4th grader writes "hit list" - police were not notified

A Massachusetts police chief is angry that school officials did not tell cops about a "hit list" written by a fourth grade boy.

Attleboro Police Chief Kyle Heagney told ABC News, "the note was officially passed to us, 8 a.m. Tuesday morning, a week and a day later."

Parents brought their frustrations with the administration to the local newspaper before the case was reported to authorities.

"I read it in the paper," Heagney said.

Last Monday, a substitute teacher at Hill-Roberts Elementary School found a note with the words "To Kill" in big block letters at the top of the page and a list of names, "some with three or four check marks, some were crossed out," according to Heagney.

It is unclear how many names were on the list. "Less than 12 but more than half a dozen," said Heagney.

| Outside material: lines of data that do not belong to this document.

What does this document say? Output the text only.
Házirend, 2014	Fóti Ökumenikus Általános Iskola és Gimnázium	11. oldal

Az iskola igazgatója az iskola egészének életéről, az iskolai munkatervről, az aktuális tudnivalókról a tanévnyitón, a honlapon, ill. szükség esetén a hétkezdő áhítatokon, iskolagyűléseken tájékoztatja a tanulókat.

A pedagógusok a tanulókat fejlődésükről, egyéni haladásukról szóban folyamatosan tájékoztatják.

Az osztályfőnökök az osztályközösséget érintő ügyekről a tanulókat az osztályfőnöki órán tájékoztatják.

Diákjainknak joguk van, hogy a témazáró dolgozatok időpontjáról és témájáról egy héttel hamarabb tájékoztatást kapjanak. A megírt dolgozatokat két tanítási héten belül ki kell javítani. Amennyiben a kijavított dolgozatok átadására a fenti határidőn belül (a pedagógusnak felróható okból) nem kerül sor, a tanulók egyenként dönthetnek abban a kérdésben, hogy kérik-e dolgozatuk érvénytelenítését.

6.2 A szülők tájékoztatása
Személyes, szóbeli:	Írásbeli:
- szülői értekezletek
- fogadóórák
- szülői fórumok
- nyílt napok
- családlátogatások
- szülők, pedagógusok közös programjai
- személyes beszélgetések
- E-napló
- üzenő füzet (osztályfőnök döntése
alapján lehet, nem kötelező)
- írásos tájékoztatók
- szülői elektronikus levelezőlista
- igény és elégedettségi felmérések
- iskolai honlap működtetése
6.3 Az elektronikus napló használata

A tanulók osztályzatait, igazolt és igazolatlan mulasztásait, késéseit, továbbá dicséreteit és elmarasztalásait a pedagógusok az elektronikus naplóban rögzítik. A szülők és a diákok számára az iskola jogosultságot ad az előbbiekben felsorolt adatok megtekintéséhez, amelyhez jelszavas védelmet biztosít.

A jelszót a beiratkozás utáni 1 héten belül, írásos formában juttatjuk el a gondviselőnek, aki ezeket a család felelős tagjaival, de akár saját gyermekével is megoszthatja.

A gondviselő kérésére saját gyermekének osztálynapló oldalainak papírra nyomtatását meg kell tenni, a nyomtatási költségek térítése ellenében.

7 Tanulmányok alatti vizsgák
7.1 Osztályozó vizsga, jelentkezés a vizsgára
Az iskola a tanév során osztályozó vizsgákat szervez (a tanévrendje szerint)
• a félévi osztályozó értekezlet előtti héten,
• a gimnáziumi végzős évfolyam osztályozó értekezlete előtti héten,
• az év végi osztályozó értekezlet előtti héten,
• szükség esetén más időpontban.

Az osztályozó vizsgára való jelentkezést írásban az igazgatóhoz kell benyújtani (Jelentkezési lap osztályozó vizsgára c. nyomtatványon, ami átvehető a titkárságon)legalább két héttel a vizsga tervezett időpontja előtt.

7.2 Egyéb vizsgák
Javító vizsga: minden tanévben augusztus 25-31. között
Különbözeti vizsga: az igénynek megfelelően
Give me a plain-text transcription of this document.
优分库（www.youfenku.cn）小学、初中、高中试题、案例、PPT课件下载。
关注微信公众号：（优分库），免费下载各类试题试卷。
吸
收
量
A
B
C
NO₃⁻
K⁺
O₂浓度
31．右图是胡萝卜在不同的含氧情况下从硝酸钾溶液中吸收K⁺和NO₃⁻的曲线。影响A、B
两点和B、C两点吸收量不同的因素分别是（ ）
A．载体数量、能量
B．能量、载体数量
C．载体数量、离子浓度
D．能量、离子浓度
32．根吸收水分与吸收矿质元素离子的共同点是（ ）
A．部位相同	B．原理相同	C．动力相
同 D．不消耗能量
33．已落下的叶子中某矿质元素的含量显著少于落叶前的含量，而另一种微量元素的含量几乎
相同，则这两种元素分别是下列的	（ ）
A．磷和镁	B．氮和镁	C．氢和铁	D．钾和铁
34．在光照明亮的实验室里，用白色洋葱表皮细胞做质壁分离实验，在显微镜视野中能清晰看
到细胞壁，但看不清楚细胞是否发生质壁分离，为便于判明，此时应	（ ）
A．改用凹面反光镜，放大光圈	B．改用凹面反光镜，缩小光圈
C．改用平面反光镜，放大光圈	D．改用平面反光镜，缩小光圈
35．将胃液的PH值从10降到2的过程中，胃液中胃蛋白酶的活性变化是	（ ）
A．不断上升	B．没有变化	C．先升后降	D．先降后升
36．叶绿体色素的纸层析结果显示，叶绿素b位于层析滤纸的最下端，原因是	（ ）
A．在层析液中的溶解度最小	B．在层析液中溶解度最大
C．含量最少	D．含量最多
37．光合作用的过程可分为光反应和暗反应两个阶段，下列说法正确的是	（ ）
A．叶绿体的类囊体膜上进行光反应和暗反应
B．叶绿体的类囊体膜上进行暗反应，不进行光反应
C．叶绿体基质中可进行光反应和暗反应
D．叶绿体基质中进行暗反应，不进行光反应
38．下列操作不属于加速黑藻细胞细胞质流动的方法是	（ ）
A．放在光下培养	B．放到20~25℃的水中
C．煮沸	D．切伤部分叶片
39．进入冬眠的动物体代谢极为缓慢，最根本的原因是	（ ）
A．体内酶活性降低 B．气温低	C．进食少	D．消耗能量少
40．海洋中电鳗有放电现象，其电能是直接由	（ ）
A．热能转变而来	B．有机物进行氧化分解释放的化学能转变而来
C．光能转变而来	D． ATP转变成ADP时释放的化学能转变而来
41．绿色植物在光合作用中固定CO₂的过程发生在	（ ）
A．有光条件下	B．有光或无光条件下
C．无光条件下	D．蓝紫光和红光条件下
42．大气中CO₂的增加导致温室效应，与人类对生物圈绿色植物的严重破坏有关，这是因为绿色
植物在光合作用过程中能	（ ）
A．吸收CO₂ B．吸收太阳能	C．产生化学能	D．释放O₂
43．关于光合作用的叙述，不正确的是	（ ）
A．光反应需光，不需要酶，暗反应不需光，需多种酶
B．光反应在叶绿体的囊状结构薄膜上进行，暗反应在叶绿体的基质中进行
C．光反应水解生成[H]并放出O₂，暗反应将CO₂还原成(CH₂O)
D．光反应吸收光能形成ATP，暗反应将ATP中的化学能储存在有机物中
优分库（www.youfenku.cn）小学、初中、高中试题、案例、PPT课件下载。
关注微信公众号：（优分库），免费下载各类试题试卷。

"As the chief of police, I'm concerned no one inquired whether this boy had access to firearms," he said.

"A 9 year old can kill with finality just as an adult can," Heagney added. "We are still dealing with a very real threat... I'm disappointed that we weren't notified in an expedient fashion."

School Superintendent Kenneth Sheehan said in a statement that he "feels confident that ALL of the students involved are safe" and that he "will continue to take the necessary steps to keep them safe."

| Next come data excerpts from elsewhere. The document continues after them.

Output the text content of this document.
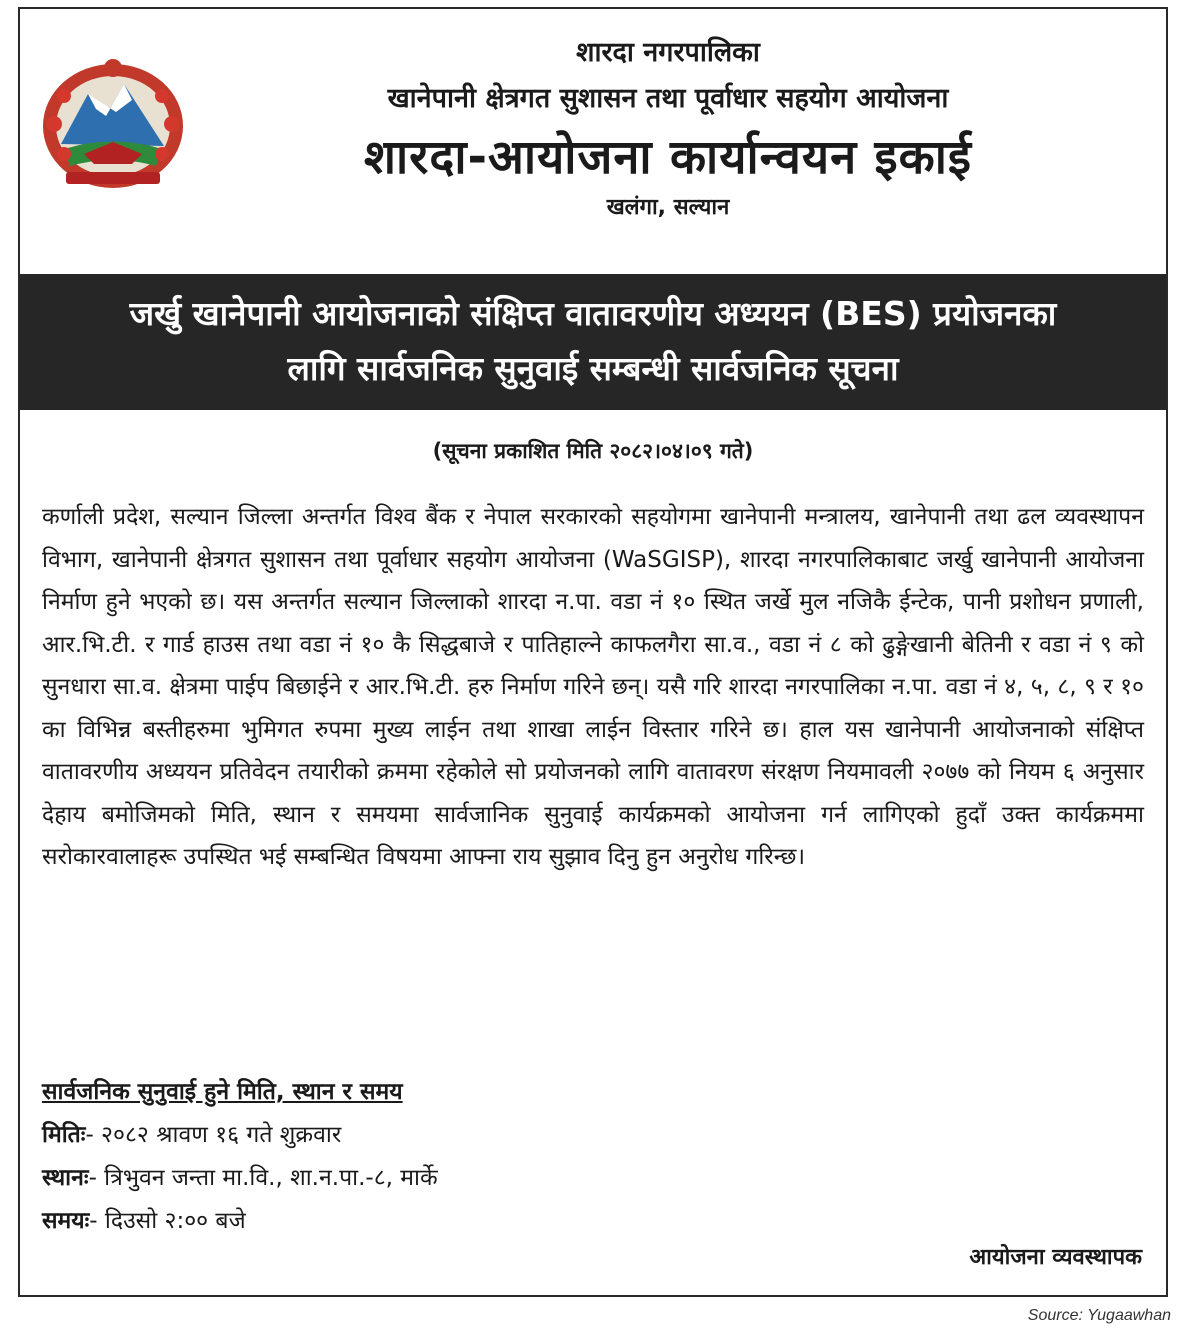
शारदा नगरपालिका
खानेपानी क्षेत्रगत सुशासन तथा पूर्वाधार सहयोग आयोजना
शारदा-आयोजना कार्यान्वयन इकाई
खलंगा, सल्यान
जर्खु खानेपानी आयोजनाको संक्षिप्त वातावरणीय अध्ययन (BES) प्रयोजनका
लागि सार्वजनिक सुनुवाई सम्बन्धी सार्वजनिक सूचना
(सूचना प्रकाशित मिति २०८२।०४।०९ गते)
कर्णाली प्रदेश, सल्यान जिल्ला अन्तर्गत विश्व बैंक र नेपाल सरकारको सहयोगमा खानेपानी मन्त्रालय, खानेपानी तथा ढल व्यवस्थापन विभाग, खानेपानी क्षेत्रगत सुशासन तथा पूर्वाधार सहयोग आयोजना (WaSGISP), शारदा नगरपालिकाबाट जर्खु खानेपानी आयोजना निर्माण हुने भएको छ। यस अन्तर्गत सल्यान जिल्लाको शारदा न.पा. वडा नं १० स्थित जर्खे मुल नजिकै ईन्टेक, पानी प्रशोधन प्रणाली, आर.भि.टी. र गार्ड हाउस तथा वडा नं १० कै सिद्धबाजे र पातिहाल्ने काफलगैरा सा.व., वडा नं ८ को ढुङ्गेखानी बेतिनी र वडा नं ९ को सुनधारा सा.व. क्षेत्रमा पाईप बिछाईने र आर.भि.टी. हरु निर्माण गरिने छन्। यसै गरि शारदा नगरपालिका न.पा. वडा नं ४, ५, ८, ९ र १० का विभिन्न बस्तीहरुमा भुमिगत रुपमा मुख्य लाईन तथा शाखा लाईन विस्तार गरिने छ। हाल यस खानेपानी आयोजनाको संक्षिप्त वातावरणीय अध्ययन प्रतिवेदन तयारीको क्रममा रहेकोले सो प्रयोजनको लागि वातावरण संरक्षण नियमावली २०७७ को नियम ६ अनुसार देहाय बमोजिमको मिति, स्थान र समयमा सार्वजानिक सुनुवाई कार्यक्रमको आयोजना गर्न लागिएको हुदाँ उक्त कार्यक्रममा सरोकारवालाहरू उपस्थित भई सम्बन्धित विषयमा आफ्ना राय सुझाव दिनु हुन अनुरोध गरिन्छ।
सार्वजनिक सुनुवाई हुने मिति, स्थान र समय
मितिः- २०८२ श्रावण १६ गते शुक्रवार
स्थानः- त्रिभुवन जन्ता मा.वि., शा.न.पा.-८, मार्के
समयः- दिउसो २:०० बजे
आयोजना व्यवस्थापक
Source: Yugaawhan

The student believed to have written the ominous note is scheduled for a risk assessment with a psychologist to determine if he posed a threat. "A very thorough investigation is underway and all of the appropriate people and agencies will be involved," Sheehan said.

The results of the test will determine whether or not he returns to the school system, said Heagney.

"We are looking at what his overall intent was, the ability to carry out that threat, and the opportunity," said Heagney.

"We are working to develop better communications with the school," said Heagney. "There is no justification for why we weren't notified, we are open 24 hours a day, seven days a week."